RINA PERLIN



RINA PERLIN


A cadaveric study of my aunts

Abstract
One by one, my aunts are dying of cancer. Some of them died before I was born and some of them haven’t died yet, but I know they will.

Key Words
curse, family, funeral dress

Introduction
My grandmother didn’t want her twelve kids to know they were Irish. Well, they knew they were Irish, but she didn’t want them to have feelings about it. Despite this she is very Irish.1 She’s sharp, she’s funny, she never gets sick, and she’s been watching her children die for thirty years. Of her nine daughters, seven have had cancer, two of those have died from it, and one is dying now.

My aunt Barbara came to visit us when we lived in Spain, when I was nine years old, and she had already shaved her head. She was so soft and pale. She helped me turn my hair into a spider of braids and we laughed all night. She died a few months later.

Objectives
I want to know more than what I know on a genetic level. I don’t want to know how cancer invades a body–I can read about that, and every textbook patient will be my aunt Barb, who died while I was at summer camp. I can tell you how cancer invades a family. It spreads from the hospital bed to the waiting room and then to everyone’s phones across the country, and then we put the phones down and cry by ourselves, everyone in their own room, until the funeral.

What I really want to know is how I’m supposed to say goodnight to my mom when we both know her sister is dying, halfway across the world, of something my mom survived.2

Methods
Every time it’s six in the morning and my mom is on Skype, I know that my aunt Kathy is dying. She’s in India and she’s full of light. My mom always says she was the first person at their school to wear Birkenstocks. My aunt Kathy is better than George Harrison. When her sisters were dying, Kathy was the one who flew to where they were, all spread out across the world like beautiful, lonely wildflowers. Kathy was the one who sat with them with just her linen voice and her brown hands. I ask my mom, when the call is over, “Who is the Kathy for Kathy?”

Every time I’m ten years old and my parents come to pick me up early from summer camp, they tell me my aunt Barbara has died and we have to go to the funeral. I wear a gray dress3 and we all dance to her favorite songs afterwards. My mom stands with her brothers and sisters in a big circle and she laughs and the corners of her mouth come up over her gums and she’s so beautiful I think I can almost understand her.

Results
It’s exhausting to hear someone die from far away. I almost heard my mom die from across the hall when she was sick, but I was fourteen and then I was seventeen and she wasn’t sick anymore. My cousin and her husband and their new baby will hear my aunt die from down the hall, if she makes it to Seattle. I love them and I’m afraid of them. I have nightmares about their closed, crying mouths and the baby looking up at them and the baby growing up and never hearing her grandmother sing harmony in the night air on the farm in Michigan.4

Discussion
I want to be with my aunt while she’s dying, only I don’t want me to be there. I want to be raptured out of my body and I want my body to be filled up with someone better than me. While I’m sitting with Kathy, I want to be Kathy for her. I want to be her when I was nineteen and she came to visit me in Spain and we drove to the little ashram in Piera.

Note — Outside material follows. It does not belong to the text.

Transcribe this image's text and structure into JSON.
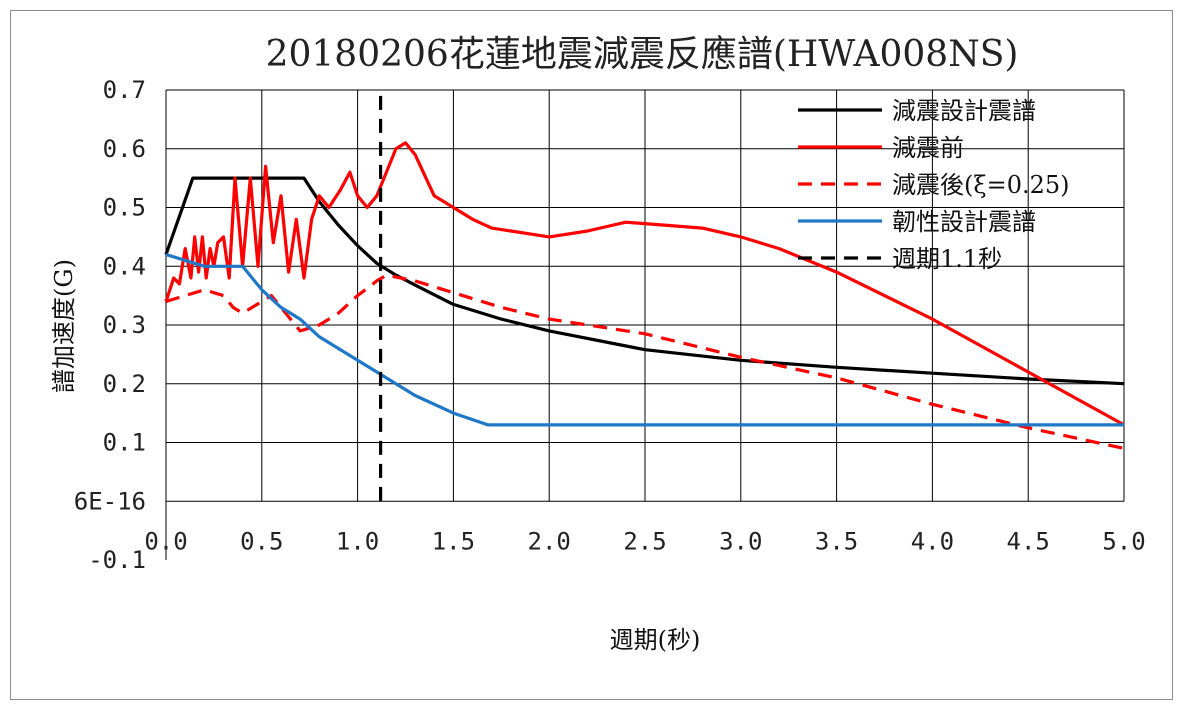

She asked me to sing for her in the car, and I love to be asked to sing and to pretend not to love it. She told me what it’s like to see her son grow up to resemble his father. She introduced me to people who clean beans at a wooden table, for hours, and never complain. I want to be her when she walked with me through an olive grove and didn’t get mad at me for taking stupid pictures of all the raindrops. I want to not get mad about anything, to not upset anyone with my anger. I want to be able to make her unafraid just by sitting quietly beside her, but fear and fury are so much a part of me.

Who is the Kathy for Kathy? Who will be the Kathy for Grandma, for mom, for me?


1. My mom wouldn’t like this.
2. How long do you hug a woman who doesn’t feel sorry for herself? Do you hug her until it makes her cry?
3. I don’t remember what dress I wore. I’ve never had any black dresses. Maybe I had a gray dress.
4. The farm is my grandparents’ small land near Kalamazoo. When my grandpa was alive, he built bonfires there and we sat around them singing old folk ballads and Simon & Garfunkel and Beatles songs and Depression-era tragicomedy songs about dying hobos and insincere lovers. My mom’s siblings have voices like angels, or bonfires, or really sad stories.



RINA PERLIN is a University of Louisville medical student, writer, and amateur entomologist. Her poems have placed or been honored in the 2014 and 2012 Sarabande Books Flo Gault Student Poetry Competitions, the 2013 Kentuckiana Metroversity Creative Writing Competition, and the 2011 Louisville Eccentric Observer Literary LEO competition.